Kirkus Reviews QR Code
TITO by Vladimir Dedijer

TITO

By

Publisher: Simon & Schuster

Confessedly sympathetic to Tito and the cause for which he lives, unequivocally a Communist, though concurring with the inevitability of his native Yugoslavia's split with Moscow, Vladimir Dedijer gives a closeup of Tito and of the role he has played in creating modern Yugoslavia, and does it so far as possible in Tito's own words. He serves as sort of commentator or Greek chorus, providing the connecting links, the explanatory interpolations, bits of historical background. It is in large part biographical- or should one say autobiographical, giving far more of Tito's boyhood and youth, his fourteen years' experience working among peasants and laborers, five years of which he spent in prison, his role in the Balkan secretariat, then as leader of the partisans against the German menace, finally as director of the path Yugoslavia has taken in world politics.
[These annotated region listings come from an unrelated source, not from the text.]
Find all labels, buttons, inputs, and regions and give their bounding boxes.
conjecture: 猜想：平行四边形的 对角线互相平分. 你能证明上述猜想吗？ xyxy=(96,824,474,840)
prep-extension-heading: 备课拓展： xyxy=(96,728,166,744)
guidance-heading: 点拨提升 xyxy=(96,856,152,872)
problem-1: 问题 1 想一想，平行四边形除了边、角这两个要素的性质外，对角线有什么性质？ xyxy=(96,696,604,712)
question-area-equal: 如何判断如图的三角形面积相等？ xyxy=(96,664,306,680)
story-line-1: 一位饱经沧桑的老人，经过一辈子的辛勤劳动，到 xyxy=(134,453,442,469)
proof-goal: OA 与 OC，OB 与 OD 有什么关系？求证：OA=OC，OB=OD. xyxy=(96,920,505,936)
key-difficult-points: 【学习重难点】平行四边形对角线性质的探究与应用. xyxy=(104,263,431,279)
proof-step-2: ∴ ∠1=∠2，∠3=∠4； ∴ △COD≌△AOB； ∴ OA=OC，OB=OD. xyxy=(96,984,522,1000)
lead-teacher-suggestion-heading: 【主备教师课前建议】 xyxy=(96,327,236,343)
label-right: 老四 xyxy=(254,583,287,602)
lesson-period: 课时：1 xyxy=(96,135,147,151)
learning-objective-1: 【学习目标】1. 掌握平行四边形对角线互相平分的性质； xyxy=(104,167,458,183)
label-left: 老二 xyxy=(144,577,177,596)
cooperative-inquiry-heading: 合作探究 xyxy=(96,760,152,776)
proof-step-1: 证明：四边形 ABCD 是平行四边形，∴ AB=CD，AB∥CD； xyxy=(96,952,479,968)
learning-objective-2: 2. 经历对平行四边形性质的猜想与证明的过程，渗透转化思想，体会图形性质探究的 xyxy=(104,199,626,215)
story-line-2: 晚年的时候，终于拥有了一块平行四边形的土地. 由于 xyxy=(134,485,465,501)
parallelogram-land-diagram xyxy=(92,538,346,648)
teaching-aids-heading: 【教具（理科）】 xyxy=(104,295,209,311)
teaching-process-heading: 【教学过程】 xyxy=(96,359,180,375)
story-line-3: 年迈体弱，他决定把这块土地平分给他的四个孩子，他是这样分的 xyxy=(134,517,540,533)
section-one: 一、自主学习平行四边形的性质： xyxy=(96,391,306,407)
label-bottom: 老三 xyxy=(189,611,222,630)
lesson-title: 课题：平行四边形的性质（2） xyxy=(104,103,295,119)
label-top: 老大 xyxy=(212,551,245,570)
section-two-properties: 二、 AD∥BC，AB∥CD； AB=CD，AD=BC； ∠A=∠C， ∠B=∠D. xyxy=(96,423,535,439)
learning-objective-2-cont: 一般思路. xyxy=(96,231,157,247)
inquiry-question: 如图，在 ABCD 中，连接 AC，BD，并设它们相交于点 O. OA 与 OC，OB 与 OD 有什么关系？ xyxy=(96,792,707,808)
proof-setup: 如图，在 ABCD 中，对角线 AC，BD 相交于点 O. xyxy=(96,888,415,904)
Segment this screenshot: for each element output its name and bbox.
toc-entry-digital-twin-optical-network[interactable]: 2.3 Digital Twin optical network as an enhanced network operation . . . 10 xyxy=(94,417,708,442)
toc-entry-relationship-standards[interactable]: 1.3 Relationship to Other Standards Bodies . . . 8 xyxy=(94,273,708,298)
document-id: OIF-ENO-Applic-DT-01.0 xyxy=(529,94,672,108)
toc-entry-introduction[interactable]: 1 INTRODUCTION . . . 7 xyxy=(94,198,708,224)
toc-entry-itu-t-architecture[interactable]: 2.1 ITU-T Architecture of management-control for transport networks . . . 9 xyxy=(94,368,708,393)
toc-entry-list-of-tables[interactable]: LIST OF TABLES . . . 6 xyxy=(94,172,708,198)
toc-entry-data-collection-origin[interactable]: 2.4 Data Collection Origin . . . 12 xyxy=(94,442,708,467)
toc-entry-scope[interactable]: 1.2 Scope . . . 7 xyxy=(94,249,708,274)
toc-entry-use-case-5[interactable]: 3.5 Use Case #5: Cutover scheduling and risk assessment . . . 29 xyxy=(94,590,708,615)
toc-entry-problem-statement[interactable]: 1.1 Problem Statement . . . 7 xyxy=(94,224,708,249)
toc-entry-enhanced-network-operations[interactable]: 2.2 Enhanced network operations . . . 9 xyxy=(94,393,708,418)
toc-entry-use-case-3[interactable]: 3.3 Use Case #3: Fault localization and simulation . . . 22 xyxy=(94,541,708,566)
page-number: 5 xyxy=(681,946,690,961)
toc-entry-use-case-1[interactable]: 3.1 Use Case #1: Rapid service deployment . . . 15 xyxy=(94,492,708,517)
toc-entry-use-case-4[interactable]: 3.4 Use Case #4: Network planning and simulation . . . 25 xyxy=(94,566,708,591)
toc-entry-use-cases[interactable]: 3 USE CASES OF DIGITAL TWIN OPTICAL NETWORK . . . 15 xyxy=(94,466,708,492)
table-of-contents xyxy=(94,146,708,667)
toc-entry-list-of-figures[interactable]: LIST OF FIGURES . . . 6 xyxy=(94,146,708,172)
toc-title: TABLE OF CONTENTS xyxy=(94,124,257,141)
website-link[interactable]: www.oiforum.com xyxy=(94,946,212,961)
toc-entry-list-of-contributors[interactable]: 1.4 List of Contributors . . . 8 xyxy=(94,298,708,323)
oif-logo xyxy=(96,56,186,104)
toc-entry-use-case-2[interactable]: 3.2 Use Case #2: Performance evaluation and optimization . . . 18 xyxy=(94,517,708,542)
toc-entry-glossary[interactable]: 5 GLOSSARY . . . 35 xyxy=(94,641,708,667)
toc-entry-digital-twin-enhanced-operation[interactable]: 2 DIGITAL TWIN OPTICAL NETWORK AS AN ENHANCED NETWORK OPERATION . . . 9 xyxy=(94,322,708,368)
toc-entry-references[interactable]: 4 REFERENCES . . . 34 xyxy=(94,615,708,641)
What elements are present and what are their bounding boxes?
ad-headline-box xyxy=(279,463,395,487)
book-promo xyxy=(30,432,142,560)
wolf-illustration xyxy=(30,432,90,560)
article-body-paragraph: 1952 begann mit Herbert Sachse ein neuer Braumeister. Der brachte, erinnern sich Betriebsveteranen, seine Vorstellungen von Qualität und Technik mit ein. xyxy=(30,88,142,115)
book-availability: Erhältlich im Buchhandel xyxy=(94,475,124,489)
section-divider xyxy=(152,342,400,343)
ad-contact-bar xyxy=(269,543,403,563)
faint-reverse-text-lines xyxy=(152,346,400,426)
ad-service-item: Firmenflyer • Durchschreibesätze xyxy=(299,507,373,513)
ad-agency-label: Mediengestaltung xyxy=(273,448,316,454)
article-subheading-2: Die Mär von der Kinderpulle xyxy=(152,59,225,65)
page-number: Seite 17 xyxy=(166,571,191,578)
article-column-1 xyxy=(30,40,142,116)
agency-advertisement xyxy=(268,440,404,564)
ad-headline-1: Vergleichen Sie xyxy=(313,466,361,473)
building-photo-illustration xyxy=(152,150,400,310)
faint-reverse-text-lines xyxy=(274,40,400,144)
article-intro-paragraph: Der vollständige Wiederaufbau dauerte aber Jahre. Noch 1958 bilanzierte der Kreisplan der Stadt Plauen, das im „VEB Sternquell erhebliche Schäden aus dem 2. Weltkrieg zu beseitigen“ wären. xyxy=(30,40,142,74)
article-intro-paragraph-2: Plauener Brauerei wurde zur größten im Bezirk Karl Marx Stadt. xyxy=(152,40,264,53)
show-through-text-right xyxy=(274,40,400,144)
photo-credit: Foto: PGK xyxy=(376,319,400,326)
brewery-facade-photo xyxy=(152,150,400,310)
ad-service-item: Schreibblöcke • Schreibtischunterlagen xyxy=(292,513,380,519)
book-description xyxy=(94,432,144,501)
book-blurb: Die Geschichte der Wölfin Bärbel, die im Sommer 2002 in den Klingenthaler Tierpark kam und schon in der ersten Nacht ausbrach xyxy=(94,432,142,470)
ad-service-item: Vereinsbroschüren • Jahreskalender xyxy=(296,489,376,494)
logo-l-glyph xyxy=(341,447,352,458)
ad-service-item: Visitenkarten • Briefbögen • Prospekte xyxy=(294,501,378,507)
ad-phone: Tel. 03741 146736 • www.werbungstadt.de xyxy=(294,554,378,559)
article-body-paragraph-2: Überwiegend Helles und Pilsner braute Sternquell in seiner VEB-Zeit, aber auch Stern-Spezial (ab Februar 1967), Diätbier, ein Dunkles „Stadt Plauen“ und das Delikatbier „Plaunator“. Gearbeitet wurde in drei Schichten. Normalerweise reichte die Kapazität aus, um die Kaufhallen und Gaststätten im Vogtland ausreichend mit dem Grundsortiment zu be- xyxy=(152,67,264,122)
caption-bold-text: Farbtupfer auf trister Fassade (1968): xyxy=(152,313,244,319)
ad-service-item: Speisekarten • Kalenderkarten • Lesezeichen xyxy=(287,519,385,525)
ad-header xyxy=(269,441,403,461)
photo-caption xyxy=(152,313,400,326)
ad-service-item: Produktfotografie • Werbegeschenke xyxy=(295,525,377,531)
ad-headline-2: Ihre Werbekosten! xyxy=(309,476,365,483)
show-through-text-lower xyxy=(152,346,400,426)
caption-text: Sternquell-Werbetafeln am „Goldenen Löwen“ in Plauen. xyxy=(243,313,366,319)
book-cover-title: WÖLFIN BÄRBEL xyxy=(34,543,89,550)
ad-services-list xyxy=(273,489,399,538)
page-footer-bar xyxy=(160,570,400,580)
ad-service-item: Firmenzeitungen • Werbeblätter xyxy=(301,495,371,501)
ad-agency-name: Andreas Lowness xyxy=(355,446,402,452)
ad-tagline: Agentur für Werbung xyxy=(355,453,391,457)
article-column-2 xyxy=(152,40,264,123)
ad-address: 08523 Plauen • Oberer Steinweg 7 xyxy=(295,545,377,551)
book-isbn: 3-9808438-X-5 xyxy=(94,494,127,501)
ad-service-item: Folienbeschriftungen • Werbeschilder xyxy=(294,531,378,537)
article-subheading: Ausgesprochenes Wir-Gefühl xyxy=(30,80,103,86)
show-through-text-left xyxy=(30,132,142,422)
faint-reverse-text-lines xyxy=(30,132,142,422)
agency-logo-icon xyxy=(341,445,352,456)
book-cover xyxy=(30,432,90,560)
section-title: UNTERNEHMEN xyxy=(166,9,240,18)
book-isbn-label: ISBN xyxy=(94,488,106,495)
The most interesting contribution the book makes is through the step by step analysis of the breach and final break with Stalin, and the efforts made by Moscow to circumvent and block each move. Much controversial material here in frank presentation of the Tito case against Mihailovic, the Tito side of the American airplanes, Tito's attitude toward Balkan unity, towards the West, and so on. Despite awkward phraseology (translation perhaps?) and lack of color- this is an important book.